In this study, researchers observed that mice that had been treated with the combination therapy had a more significant reduction in white blood cell count, platelet count, and spleen weight after 14 days of therapy. The benefits of combination therapy versus ruxolitinib alone were even more significant after 29 days of treatment. The combination therapy was also associated with a reduction in bone marrow scar tissue and a reduction in the activity of the JAK2 pathway. Comparable effects were also observed in mice that were treated with PU-H71 plus ruxolitinib after initial monotherapy with ruxolitinib, further demonstrating the efficacy of combination treatment. Most importantly, in those mice treated with combination ruxolitinib and PU-H71 therapy, investigators observed a decrease in JAK2 levels, revealing that PU-H71 may prevent or reverse the increases in JAK2 protein levels seen with chronic ruxolitinib therapy.
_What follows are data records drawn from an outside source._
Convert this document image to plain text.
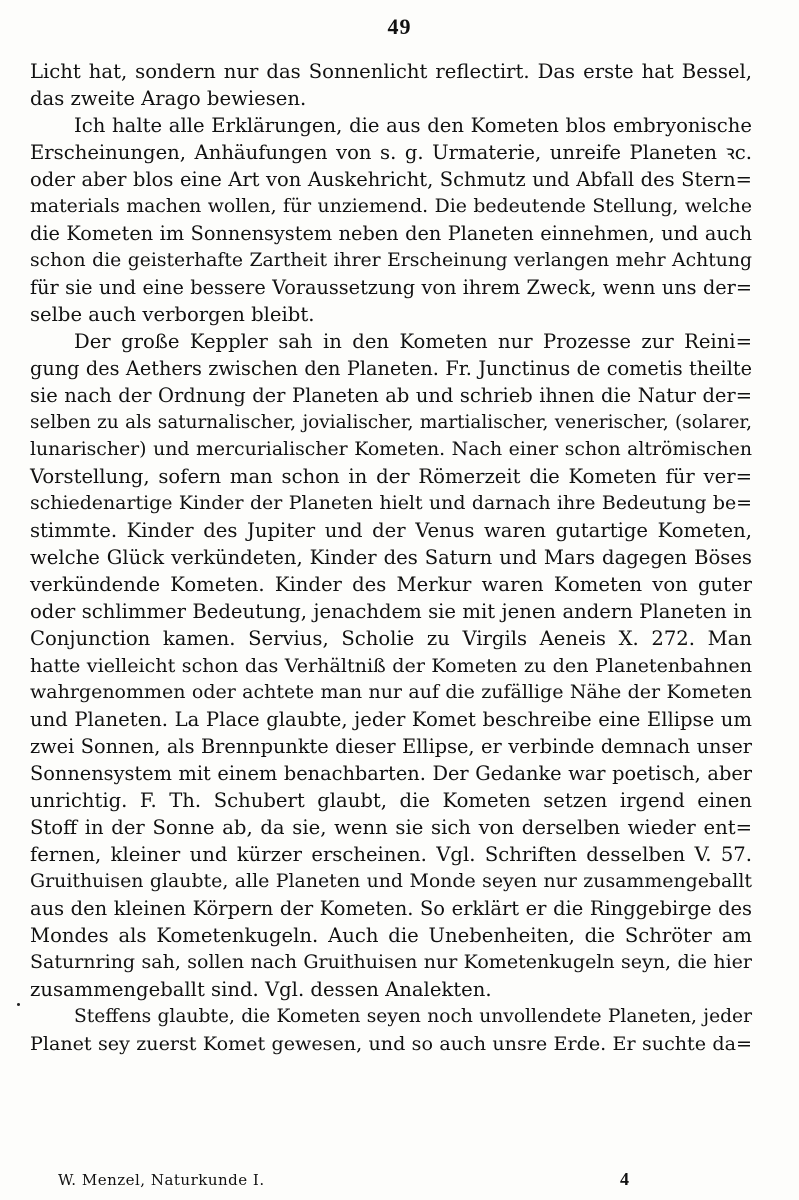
49
Licht hat, sondern nur das Sonnenlicht reflectirt. Das erste hat Bessel,
das zweite Arago bewiesen.
Ich halte alle Erklärungen, die aus den Kometen blos embryonische
Erscheinungen, Anhäufungen von s. g. Urmaterie, unreife Planeten ꝛc.
oder aber blos eine Art von Auskehricht, Schmutz und Abfall des Stern=
materials machen wollen, für unziemend. Die bedeutende Stellung, welche
die Kometen im Sonnensystem neben den Planeten einnehmen, und auch
schon die geisterhafte Zartheit ihrer Erscheinung verlangen mehr Achtung
für sie und eine bessere Voraussetzung von ihrem Zweck, wenn uns der=
selbe auch verborgen bleibt.
Der große Keppler sah in den Kometen nur Prozesse zur Reini=
gung des Aethers zwischen den Planeten. Fr. Junctinus de cometis theilte
sie nach der Ordnung der Planeten ab und schrieb ihnen die Natur der=
selben zu als saturnalischer, jovialischer, martialischer, venerischer, (solarer,
lunarischer) und mercurialischer Kometen. Nach einer schon altrömischen
Vorstellung, sofern man schon in der Römerzeit die Kometen für ver=
schiedenartige Kinder der Planeten hielt und darnach ihre Bedeutung be=
stimmte. Kinder des Jupiter und der Venus waren gutartige Kometen,
welche Glück verkündeten, Kinder des Saturn und Mars dagegen Böses
verkündende Kometen. Kinder des Merkur waren Kometen von guter
oder schlimmer Bedeutung, jenachdem sie mit jenen andern Planeten in
Conjunction kamen. Servius, Scholie zu Virgils Aeneis X. 272. Man
hatte vielleicht schon das Verhältniß der Kometen zu den Planetenbahnen
wahrgenommen oder achtete man nur auf die zufällige Nähe der Kometen
und Planeten. La Place glaubte, jeder Komet beschreibe eine Ellipse um
zwei Sonnen, als Brennpunkte dieser Ellipse, er verbinde demnach unser
Sonnensystem mit einem benachbarten. Der Gedanke war poetisch, aber
unrichtig. F. Th. Schubert glaubt, die Kometen setzen irgend einen
Stoff in der Sonne ab, da sie, wenn sie sich von derselben wieder ent=
fernen, kleiner und kürzer erscheinen. Vgl. Schriften desselben V. 57.
Gruithuisen glaubte, alle Planeten und Monde seyen nur zusammengeballt
aus den kleinen Körpern der Kometen. So erklärt er die Ringgebirge des
Mondes als Kometenkugeln. Auch die Unebenheiten, die Schröter am
Saturnring sah, sollen nach Gruithuisen nur Kometenkugeln seyn, die hier
zusammengeballt sind. Vgl. dessen Analekten.
Steffens glaubte, die Kometen seyen noch unvollendete Planeten, jeder
Planet sey zuerst Komet gewesen, und so auch unsre Erde. Er suchte da=
W. Menzel, Naturkunde I.	4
Of note, combination treatment was well tolerated and not associated with increased side effects compared to either therapy alone.

"Now that we have found a way to combat the treatment resistance commonly seen in myelofibrosis, we are continuing these trials with the hope that these results will one day provide a treatment option superior to what is currently available for these patients," said Priya Koppikar, PhD, second author and research scholar in the Human Oncology and Pathogenesis Program (HOPP) at Memorial Sloan-Kettering Cancer Center in New York.

"We believe these results provide the impetus for the first studies combining ruxolitinib with HSP90 inhibitors in myelofibrosis patients, and we are working to begin these trials as soon as possible to improve their outcomes," added Ross Levine, MD, lead author and Associate Attending Physician in the HOPP and Leukemia Service at Memorial Sloan-Kettering Cancer Center in New York.

A Pivotal Phase II Trial of Ponatinib in Patients with Chronic Myeloid Leukemia (CML) and Philadelphia Chromosome-Positive Acute Lymphoblastic Leukemia (Ph+ALL) Resistant or Intolerant to Dasatinib or Nilotinib, or with the T315I BCR-ABL Mutation: 12-Month Follow-up of the PACE Trial

Researchers have discovered that ponatinib, a new oral tyrosine-kinase inhibitor (TKI), can silence a deadly mutation in chronic myeloid leukemia (CML) and Philadelphia chromosome-positive acute lymphocytic leukemia (Ph+ALL).

CML and Ph+ALL are leukemias caused by an abnormality known as the Philadelphia chromosome that produces the cancer-causing gene BCR-ABL. This gene provides the DNA code to produce the BCR-ABL tyrosine-kinase, a protein found on the leukemia cell surface critical to its development.